For the record: Spurrier went 11-1 against LSU, including a 58-3 win at Baton Rouge that still stands as the worst home loss in Tigers' history; Spurrier went 12-0 against Kentucky (coached by Curry), including wins of 73-7 and 65-0; Spurrier was 11-1 against rival Georgia, including the most lopsided victories in the series' storied history.
Golden, who came from the University of San Francisco, may not have any personal vendettas or lived Gator history to use as motivation, but he has tremendous belief in what he's built with this program and with these players. And he's ferociously competitive – if Golden wore a visor, he'd have thrown it a bunch – which definitely manifests itself through the players he hand-picked for the same reason.

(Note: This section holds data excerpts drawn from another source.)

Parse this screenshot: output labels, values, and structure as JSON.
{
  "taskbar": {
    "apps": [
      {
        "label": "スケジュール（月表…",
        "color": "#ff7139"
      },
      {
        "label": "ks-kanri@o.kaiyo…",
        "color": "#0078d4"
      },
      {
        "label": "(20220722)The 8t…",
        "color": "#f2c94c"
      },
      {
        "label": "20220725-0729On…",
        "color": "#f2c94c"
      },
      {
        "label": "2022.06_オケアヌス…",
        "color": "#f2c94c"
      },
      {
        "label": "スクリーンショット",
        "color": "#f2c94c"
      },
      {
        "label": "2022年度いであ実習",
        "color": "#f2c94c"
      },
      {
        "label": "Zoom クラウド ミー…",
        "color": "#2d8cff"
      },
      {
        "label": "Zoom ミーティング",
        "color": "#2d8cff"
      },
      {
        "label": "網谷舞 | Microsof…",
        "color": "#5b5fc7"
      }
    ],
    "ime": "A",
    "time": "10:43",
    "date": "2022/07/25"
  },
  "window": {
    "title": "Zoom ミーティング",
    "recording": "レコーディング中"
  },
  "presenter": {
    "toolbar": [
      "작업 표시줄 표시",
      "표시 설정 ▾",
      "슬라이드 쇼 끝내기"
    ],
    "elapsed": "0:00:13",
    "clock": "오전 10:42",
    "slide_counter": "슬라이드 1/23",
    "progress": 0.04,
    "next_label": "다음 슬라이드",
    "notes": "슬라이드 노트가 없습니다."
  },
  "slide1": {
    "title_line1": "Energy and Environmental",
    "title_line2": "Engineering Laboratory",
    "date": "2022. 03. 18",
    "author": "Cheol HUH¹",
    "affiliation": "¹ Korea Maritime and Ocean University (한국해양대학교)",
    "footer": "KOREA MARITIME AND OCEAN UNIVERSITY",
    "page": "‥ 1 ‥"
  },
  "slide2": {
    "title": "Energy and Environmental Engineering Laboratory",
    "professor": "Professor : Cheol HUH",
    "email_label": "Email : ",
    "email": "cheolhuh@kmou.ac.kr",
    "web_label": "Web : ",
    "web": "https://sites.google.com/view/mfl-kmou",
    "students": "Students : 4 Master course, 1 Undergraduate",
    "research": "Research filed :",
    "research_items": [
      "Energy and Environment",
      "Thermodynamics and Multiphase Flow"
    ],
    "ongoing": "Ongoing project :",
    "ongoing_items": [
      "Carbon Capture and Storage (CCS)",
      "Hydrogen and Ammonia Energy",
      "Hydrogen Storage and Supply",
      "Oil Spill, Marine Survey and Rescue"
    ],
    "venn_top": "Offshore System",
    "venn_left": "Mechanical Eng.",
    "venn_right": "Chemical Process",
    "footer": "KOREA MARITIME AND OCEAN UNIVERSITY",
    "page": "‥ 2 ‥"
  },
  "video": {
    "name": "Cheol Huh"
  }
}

"He does such a good job of making sure we're confident in what we do every day and the work that we do and understanding we're definitely one of the best teams in the country," Clayton said. "But he also makes us understand we can't get arrogant or too big-headed about it and think we can just show up and win. He does a good job of balancing our confidence and making sure that we still respect the people we're going to play."
What Golden's Gators have done – the second-most wins heading into the NCAA Tournament in program history – has been nothing short of spectacular, but only one team can win the whole thing. UF is not only good enough, but a fashionable pick to do so. When the ball is tossed, Golden will see that his Gators unleash an orange-and-blue hell.
It's in his DNA. And now theirs.
Another championship is at stake.
"You just got to be honest with yourselves about it. It's in front of us. We're going to try to chop this tournament up a little bit and focus on the first weekend and do everything we can to get out of Raleigh," he said. "We're trying to enjoy it, man. We have a special group, and I don't take that for granted in any way. We have a special staff. And just as amazing as it is, we know it can be over in one day if we don't play well and if we don't take advantage of our opportunities. So we're going to continue to kind of lose ourselves in the moment and focus on getting better before Friday and just letting our preparation do the work for us and see what happens."
The goal, of course, is more Gator-chomping.